Cuando hablamos de energía eléctrica, no toda la potencia que fluye por un sistema se aprovecha de la misma manera. La potencia activa es la que realmente realiza un trabajo útil: encender luces, mover motores, alimentar computadoras. Se mide en kilovatios (kW) y es la “energía que produce”. Por otro lado, la potencia reactiva, medida en kilovoltio-amperios reactivos (kVAR), no produce trabajo útil, pero es esencial para crear y mantener los campos magnéticos que requieren equipos como motores y transformadores.
El Factor de Potencia: Eficiencia en la Red
El factor de potencia (FP) es la relación entre la potencia activa y la potencia aparente total. Un FP ideal es 1.0, lo que significa que toda la energía se aprovecha de forma útil. Sin embargo, en la práctica, siempre hay algo de potencia reactiva, lo que reduce este valor. En Ecuador, la regulación exige un factor de potencia mínimo de 0.96 para evitar penalizaciones en la facturación eléctrica. Un FP bajo implica pérdidas y sobrecarga en la red.
Campos de capacitores. La solución silenciosa
Para corregir un FP bajo, una de las soluciones más comunes es instalar un campo de capacitores. Estos dispositivos compensan la potencia reactiva inductiva generada por motores y transformadores, reduciendo así la demanda de energía reactiva de la red y mejorando la eficiencia del sistema.

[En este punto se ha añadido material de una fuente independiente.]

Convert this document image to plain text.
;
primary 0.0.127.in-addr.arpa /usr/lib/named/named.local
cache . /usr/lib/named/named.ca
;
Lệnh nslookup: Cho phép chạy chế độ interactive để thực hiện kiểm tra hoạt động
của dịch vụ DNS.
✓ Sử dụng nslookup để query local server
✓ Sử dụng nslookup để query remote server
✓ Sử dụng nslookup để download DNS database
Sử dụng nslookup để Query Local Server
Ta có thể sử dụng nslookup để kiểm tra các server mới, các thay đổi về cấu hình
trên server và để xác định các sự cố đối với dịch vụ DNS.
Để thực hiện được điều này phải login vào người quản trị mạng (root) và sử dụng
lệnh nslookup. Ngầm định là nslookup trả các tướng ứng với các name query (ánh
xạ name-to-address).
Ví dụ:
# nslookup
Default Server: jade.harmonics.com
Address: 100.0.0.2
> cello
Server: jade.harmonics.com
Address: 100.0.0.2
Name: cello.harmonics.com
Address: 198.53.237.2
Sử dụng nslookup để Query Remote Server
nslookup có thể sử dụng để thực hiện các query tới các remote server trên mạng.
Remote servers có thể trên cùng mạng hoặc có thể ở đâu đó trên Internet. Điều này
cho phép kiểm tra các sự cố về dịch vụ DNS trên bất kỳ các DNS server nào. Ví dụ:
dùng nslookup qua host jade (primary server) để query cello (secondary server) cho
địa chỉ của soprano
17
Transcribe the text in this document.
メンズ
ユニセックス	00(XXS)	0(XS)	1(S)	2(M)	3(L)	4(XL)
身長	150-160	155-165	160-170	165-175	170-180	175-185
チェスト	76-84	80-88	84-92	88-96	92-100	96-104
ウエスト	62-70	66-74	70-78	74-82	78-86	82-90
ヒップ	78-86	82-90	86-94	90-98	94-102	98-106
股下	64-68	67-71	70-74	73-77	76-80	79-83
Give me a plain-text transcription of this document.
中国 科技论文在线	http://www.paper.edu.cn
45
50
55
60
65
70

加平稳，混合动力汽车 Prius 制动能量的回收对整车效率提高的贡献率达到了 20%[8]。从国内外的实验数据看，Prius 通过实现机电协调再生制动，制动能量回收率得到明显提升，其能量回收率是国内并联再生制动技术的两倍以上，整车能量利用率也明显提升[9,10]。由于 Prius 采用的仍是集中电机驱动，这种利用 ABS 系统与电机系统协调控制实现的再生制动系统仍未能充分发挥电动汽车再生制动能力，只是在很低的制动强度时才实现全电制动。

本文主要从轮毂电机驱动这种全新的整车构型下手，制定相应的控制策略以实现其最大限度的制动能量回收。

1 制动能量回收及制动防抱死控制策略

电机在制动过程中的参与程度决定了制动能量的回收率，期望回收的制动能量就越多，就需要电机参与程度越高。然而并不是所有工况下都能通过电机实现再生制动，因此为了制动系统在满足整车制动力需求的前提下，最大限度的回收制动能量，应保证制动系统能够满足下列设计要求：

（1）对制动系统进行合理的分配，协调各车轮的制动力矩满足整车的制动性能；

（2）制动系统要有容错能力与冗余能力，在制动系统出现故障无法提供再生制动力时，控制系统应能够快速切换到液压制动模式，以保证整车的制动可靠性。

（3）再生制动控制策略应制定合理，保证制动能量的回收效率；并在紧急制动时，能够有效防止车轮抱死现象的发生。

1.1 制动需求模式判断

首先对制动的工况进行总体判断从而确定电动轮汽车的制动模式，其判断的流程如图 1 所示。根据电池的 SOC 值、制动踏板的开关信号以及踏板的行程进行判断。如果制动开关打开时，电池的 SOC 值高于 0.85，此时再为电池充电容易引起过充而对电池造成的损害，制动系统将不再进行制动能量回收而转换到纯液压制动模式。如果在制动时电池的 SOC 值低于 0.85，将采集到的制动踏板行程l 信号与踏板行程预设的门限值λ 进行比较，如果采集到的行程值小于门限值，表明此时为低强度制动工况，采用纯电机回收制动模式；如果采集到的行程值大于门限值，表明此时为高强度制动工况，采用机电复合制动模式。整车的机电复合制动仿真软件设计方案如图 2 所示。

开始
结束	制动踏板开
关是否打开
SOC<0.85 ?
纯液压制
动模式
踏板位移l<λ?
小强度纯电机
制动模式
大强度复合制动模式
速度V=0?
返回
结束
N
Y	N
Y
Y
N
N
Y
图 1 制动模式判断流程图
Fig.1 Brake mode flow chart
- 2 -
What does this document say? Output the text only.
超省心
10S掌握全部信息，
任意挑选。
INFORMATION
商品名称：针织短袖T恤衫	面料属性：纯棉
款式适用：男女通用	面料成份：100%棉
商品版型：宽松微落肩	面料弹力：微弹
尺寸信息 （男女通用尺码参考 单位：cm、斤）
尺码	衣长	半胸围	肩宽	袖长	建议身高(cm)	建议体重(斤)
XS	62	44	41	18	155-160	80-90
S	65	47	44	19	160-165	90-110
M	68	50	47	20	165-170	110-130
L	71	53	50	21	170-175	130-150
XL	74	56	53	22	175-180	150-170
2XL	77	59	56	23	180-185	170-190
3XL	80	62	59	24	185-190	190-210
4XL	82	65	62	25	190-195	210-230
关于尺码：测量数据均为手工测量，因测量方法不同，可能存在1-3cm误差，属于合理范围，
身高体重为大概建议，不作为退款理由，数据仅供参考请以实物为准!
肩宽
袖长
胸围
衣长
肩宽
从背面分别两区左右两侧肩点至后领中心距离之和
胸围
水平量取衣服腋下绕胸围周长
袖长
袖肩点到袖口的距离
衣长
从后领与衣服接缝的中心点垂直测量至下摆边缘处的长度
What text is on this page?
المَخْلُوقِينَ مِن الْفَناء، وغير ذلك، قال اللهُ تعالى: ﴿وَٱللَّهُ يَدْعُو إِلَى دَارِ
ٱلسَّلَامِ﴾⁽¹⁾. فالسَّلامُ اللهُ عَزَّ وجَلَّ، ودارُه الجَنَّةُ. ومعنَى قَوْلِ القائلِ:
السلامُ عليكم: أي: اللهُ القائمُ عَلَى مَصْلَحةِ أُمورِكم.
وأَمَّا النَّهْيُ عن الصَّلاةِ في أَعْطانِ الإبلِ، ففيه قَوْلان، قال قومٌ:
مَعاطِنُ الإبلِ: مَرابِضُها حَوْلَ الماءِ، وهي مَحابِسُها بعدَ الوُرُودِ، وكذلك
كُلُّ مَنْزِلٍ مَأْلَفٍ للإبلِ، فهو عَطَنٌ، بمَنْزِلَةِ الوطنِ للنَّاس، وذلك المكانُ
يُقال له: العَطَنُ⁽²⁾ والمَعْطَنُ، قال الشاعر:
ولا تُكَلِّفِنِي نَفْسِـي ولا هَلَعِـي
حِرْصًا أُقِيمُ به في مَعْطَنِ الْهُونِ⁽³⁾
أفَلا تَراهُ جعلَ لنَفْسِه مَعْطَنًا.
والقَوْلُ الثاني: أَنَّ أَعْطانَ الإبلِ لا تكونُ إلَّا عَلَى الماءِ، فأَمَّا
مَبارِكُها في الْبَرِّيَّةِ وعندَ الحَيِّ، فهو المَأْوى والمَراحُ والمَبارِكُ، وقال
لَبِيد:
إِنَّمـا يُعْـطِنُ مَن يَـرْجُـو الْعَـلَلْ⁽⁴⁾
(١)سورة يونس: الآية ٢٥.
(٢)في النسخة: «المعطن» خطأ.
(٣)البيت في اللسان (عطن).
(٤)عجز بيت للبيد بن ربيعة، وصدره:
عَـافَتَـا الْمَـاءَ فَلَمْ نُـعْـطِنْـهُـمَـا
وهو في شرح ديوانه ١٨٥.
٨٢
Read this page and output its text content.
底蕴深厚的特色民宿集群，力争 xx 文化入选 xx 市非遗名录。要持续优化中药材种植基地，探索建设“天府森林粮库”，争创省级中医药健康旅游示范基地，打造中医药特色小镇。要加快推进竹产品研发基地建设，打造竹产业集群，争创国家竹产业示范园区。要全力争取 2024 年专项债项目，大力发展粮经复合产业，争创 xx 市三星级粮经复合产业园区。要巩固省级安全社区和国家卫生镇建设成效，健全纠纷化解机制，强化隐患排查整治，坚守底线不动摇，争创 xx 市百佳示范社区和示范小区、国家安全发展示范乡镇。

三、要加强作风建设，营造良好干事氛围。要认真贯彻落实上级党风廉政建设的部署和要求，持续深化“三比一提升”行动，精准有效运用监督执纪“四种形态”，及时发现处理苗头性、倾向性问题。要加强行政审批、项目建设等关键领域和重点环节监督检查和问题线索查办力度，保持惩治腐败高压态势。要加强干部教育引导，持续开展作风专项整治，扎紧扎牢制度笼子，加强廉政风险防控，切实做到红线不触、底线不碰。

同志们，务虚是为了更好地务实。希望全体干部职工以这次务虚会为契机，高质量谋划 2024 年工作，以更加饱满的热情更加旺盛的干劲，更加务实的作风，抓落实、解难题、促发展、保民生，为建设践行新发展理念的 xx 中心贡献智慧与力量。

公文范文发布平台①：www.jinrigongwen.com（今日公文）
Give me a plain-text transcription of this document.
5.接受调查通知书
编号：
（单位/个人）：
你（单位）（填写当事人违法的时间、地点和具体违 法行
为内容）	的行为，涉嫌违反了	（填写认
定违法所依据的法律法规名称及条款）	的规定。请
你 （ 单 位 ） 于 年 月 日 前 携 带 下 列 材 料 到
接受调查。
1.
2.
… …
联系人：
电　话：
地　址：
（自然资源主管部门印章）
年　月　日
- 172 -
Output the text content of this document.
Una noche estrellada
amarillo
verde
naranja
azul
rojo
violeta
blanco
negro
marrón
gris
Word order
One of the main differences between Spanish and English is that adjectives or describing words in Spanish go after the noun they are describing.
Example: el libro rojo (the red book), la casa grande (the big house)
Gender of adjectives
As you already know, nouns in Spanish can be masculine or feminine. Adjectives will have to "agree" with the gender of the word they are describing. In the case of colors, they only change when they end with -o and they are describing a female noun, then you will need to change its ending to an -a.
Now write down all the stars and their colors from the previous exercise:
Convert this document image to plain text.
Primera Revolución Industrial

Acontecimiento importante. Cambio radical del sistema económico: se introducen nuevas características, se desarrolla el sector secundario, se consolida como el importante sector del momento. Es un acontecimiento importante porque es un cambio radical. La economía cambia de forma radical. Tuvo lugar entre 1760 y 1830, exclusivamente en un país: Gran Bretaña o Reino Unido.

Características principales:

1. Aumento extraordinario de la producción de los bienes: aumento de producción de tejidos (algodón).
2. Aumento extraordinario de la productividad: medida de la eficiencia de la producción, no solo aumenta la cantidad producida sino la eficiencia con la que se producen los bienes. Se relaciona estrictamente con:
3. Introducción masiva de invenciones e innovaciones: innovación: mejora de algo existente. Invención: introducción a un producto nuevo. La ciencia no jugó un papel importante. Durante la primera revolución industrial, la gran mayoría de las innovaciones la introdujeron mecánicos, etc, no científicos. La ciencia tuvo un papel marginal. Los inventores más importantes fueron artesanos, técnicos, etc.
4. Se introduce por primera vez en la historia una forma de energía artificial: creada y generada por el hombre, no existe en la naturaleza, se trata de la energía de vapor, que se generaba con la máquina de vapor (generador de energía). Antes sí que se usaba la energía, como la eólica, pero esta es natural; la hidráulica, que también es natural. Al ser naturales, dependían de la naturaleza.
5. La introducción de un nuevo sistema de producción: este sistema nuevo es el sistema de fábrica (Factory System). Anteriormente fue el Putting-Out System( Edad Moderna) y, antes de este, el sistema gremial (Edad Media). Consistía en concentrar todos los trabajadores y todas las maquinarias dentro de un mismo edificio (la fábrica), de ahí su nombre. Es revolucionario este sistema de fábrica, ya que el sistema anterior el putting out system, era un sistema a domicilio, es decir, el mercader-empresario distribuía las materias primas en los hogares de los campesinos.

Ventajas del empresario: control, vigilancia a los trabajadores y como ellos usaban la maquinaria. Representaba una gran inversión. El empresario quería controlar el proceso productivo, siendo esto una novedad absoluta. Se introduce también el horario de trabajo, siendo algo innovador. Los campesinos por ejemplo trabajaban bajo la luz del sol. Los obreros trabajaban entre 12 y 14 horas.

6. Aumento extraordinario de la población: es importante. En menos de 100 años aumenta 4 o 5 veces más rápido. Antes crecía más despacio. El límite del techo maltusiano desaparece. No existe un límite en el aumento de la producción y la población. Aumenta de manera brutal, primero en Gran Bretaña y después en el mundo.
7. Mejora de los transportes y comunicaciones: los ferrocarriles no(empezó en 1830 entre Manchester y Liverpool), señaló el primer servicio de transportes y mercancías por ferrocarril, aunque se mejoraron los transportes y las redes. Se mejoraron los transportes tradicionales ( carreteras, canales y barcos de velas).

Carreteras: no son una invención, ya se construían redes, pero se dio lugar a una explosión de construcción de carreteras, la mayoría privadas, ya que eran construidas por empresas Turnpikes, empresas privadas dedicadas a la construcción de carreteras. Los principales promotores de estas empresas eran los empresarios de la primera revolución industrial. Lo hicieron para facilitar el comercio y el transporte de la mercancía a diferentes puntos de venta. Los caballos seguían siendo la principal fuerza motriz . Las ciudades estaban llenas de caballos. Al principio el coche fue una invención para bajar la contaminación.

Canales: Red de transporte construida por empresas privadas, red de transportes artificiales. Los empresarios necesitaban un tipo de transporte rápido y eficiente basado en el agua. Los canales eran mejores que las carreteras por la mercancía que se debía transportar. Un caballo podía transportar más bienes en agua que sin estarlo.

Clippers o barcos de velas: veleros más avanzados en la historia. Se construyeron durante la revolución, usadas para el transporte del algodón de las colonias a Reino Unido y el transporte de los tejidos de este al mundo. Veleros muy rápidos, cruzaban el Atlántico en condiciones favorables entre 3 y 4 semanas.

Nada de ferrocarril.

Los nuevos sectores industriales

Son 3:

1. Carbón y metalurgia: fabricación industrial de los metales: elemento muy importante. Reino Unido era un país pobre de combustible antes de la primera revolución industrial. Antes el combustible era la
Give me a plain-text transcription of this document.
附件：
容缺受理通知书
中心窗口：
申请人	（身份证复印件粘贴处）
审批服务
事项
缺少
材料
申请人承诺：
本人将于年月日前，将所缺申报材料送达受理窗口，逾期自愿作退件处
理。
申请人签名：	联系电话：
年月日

El rol del easygen 3000 en todo esto
El easYgen 3000 de Woodward es un controlador avanzado de grupos electrógenos que, además de gestionar la sincronización y el reparto de carga, puede monitorear parámetros eléctricos como el factor de potencia. Esto permite no solo garantizar un suministro confiable, sino también optimizar la operación para cumplir con el FP exigido, evitando multas y mejorando el rendimiento del sistema.
En resumen, entender y controlar el factor de potencia no solo ahorra dinero, sino que protege la red y asegura un suministro más eficiente y estable.